JAKARTA,KLIKPAPUA.COM – Kementerian Dalam Negeri (Kemendagri) menegaskan bahwa Perjanjian Kerja Sama (PKS) antara Direktorat Jenderal (Ditjen) Kependudukan dan Pencatatan Sipil (Dukcapil) Kemendagri dengan 13 Perusahaan Swasta hanya sebatas memberikan akses untuk verifikasi data kependudukan, bukan memberikan data penduduk. Hal itu disampaikan oleh Direktur Jenderal (Dirjen) Dukcapil Zudan Arif Fakrulloh, di Jakarta pada Senin (15/6/2020).
“Ada beberapa pihak mencurigai bahwa pemberian hak akses pemanfaatan data kependudukan ini dapat menyebabkan kebocoran data kependudukan dan mempertanyakan logika yang mendasari pemberian hak akses pemanfaatan data kependudukan oleh Kemendagri,” kata Zudan.

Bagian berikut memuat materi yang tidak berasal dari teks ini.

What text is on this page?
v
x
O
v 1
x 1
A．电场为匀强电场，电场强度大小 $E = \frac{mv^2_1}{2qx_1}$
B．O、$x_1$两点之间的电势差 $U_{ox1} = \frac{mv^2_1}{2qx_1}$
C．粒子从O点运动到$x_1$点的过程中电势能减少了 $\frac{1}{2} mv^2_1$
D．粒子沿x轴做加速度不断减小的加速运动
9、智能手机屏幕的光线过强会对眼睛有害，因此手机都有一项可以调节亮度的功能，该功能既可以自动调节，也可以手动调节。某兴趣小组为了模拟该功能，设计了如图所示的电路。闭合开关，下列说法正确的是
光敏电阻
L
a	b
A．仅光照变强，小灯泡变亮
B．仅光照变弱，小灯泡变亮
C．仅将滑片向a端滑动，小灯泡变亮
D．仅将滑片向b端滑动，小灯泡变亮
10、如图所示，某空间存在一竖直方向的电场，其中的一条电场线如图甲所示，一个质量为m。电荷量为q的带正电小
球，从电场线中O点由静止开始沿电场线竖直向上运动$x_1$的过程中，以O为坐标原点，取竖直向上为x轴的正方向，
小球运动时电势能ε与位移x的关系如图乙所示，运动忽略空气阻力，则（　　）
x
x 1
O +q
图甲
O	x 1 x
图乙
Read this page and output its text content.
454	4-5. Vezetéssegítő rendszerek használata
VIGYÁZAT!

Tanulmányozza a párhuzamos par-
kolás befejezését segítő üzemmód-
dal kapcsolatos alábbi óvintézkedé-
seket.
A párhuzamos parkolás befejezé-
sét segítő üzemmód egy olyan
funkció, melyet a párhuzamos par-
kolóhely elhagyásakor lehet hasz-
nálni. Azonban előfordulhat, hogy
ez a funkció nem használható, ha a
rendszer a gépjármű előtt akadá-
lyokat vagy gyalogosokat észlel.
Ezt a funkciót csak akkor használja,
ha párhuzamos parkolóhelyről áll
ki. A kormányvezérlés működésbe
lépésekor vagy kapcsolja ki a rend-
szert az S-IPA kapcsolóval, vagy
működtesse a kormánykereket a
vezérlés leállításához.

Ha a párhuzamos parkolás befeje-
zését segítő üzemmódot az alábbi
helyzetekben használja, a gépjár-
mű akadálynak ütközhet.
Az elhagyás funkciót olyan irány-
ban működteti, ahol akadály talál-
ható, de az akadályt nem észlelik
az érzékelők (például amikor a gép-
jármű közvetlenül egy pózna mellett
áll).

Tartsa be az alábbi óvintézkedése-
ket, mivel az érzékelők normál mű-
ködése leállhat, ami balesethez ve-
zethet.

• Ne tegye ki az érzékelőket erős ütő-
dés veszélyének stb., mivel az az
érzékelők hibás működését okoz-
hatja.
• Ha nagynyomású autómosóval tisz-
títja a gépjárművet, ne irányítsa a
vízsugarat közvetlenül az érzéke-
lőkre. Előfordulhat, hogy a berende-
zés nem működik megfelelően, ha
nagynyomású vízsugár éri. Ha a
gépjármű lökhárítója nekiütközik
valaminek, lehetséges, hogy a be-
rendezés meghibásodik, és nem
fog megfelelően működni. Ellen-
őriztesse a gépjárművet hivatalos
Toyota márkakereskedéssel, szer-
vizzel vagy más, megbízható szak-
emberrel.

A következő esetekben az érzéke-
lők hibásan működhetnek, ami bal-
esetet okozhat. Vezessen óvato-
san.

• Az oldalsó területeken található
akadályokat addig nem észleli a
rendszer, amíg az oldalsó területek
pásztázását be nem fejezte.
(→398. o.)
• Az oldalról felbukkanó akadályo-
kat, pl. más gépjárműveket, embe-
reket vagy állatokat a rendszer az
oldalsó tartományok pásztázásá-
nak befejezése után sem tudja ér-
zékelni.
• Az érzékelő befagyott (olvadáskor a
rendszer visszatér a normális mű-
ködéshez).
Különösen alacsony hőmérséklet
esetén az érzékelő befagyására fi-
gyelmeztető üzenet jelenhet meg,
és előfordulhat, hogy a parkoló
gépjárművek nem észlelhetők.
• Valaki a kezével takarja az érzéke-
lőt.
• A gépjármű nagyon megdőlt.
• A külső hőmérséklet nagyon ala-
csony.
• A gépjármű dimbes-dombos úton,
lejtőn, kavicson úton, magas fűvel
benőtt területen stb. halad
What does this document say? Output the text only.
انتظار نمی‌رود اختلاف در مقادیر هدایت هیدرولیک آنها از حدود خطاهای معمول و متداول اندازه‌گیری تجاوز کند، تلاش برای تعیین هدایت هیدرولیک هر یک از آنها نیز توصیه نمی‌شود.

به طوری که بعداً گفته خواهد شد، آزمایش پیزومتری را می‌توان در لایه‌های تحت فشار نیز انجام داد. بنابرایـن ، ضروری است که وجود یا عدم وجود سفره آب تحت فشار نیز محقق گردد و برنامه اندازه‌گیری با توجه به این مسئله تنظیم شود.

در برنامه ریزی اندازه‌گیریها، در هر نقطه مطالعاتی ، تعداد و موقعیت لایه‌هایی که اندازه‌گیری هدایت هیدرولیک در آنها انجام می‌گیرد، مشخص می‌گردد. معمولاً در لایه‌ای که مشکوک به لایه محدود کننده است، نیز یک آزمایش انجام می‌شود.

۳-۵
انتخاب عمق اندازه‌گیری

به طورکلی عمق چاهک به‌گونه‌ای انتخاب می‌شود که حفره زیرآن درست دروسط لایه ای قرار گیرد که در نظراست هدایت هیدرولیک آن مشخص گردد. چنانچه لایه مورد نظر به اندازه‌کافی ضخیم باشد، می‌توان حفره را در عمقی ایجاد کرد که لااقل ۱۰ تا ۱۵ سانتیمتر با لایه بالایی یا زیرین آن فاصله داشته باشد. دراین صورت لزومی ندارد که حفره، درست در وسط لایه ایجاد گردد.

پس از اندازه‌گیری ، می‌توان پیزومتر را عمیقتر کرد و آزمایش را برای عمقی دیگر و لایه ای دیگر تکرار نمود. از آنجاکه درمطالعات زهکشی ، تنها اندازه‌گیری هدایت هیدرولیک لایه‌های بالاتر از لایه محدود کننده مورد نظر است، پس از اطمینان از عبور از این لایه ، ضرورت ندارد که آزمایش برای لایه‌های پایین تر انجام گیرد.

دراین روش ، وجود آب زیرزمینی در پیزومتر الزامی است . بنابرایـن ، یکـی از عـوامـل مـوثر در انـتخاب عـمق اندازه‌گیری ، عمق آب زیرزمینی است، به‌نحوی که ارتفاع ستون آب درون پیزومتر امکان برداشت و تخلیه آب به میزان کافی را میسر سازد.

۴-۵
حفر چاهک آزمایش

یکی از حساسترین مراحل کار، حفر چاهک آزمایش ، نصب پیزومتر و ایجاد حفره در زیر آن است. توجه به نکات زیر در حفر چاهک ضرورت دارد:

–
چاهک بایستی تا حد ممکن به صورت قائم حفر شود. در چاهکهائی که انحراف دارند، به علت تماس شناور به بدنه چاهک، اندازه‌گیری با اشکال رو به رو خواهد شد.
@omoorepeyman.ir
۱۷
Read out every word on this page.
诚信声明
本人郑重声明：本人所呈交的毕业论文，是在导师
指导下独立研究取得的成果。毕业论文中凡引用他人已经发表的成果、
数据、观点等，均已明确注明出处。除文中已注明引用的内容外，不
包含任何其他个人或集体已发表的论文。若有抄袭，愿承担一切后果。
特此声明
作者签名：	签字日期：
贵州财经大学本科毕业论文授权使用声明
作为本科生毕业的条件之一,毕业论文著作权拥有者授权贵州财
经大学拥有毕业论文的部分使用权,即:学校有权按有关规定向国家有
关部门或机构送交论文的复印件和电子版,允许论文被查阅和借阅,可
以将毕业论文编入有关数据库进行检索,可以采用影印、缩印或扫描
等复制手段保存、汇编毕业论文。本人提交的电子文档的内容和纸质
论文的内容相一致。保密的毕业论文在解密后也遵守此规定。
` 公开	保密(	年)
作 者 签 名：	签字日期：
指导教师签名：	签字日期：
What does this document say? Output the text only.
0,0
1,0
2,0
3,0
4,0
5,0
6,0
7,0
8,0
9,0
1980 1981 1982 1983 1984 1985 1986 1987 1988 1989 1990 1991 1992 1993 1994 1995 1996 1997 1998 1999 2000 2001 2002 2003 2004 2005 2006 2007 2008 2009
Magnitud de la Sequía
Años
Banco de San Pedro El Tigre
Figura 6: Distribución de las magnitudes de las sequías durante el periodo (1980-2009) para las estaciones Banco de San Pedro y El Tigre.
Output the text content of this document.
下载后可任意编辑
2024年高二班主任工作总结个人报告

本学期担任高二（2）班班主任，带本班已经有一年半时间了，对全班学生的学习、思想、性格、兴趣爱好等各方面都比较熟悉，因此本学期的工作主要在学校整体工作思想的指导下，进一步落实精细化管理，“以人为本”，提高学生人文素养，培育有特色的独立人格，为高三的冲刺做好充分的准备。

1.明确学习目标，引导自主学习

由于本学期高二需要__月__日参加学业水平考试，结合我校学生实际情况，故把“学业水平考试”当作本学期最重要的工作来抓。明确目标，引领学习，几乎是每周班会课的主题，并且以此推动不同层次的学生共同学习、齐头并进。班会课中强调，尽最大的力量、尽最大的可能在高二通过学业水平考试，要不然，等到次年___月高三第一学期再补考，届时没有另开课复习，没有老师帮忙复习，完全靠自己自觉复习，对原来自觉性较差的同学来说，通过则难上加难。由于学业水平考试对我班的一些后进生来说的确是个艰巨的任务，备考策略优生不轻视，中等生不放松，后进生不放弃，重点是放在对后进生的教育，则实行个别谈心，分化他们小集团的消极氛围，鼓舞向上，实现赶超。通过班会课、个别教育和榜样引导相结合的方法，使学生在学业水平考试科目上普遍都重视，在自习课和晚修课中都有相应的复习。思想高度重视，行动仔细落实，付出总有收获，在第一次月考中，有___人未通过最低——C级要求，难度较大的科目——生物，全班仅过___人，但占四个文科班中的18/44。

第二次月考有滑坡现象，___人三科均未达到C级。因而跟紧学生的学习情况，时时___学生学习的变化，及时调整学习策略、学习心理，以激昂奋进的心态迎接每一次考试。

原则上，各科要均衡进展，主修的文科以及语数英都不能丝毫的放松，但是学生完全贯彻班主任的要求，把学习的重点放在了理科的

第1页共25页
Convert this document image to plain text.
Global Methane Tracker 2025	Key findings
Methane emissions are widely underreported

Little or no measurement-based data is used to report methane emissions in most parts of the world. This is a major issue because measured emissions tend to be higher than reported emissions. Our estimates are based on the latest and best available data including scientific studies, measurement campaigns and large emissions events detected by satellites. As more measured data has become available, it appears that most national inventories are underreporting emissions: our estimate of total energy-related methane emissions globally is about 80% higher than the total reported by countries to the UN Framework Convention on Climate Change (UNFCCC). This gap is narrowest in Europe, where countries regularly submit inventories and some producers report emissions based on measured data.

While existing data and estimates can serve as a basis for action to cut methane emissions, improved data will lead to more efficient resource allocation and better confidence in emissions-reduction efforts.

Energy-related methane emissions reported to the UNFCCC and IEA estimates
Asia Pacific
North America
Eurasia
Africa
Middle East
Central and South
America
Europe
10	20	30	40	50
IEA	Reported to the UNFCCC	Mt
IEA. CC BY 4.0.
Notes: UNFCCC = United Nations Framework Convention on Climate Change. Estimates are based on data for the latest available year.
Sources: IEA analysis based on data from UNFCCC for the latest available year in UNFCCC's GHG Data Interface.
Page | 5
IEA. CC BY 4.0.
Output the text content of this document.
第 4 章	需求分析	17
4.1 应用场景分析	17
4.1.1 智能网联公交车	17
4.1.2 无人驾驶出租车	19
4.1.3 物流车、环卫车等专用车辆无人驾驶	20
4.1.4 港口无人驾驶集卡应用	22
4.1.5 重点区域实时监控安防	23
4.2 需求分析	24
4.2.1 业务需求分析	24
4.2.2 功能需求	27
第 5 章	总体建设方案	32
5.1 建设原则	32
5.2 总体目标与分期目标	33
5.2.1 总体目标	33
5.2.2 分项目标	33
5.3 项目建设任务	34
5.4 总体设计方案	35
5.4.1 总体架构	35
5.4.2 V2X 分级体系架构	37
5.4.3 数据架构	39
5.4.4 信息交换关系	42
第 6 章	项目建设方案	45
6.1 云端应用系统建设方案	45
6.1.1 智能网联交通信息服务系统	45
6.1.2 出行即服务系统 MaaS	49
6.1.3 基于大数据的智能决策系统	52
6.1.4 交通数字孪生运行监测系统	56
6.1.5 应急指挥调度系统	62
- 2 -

Sebelumnya, Ditjen Dukcapil Kemendagri telah menandatangani PKS dengan 13 perusahaan swasta, 3 di antaranya yakni PT Pendanaan Teknologi Nusa, PT Digital Alpha Indonesia (UangTeman) dan PT Ammana Fintek Syariah (Ammana) bergerak di bidang penyedia jasa pinjaman (fintech). Belakangan beredar isu yang tidak benar dan menimbulkan kekhawatiran di tengah masyarakat.
Untuk menjawab kekhawatiran tersebut, Zudan menjelaskan dengan gamblang, data kependudukan dari Kementerian Dalam Negeri dimanfaatkan untuk semua keperluan antara lain pelayanan publik, perencanaan pembangunan, alokasi anggaran, pembangunan demokrasi, dan penegakan hukum dan pencegahan kriminal. Ketentuan tersebut sejatinya lahir sebagai bentuk dukungan nyata fasilitas negara, bukan hanya dalam rangka meningkatkan efektivitas kerja organ negara. “Namun juga perkembangan serta pertumbuhan ekonomi dan layanan publik bagi seluruh elemen bangsa dan negara,” papar Zudan.
Adapun, pemberian hak akses verifikasi pemanfaatan data kependudukan sesungguhnya berlandaskan pada amanat Pasal 79 dan Pasal 58 Undang-Undang Nomor 24 Tahun 2013 Tentang Perubahan Undang-Undang Nomor 23 Tahun 2006 Tentang Administrasi Kependudukan (UU Adminduk). Pasal 79 terkait dengan Hak Akses Verifikasi Data dan Pasal 58 terkait dengan ruang lingkupnya.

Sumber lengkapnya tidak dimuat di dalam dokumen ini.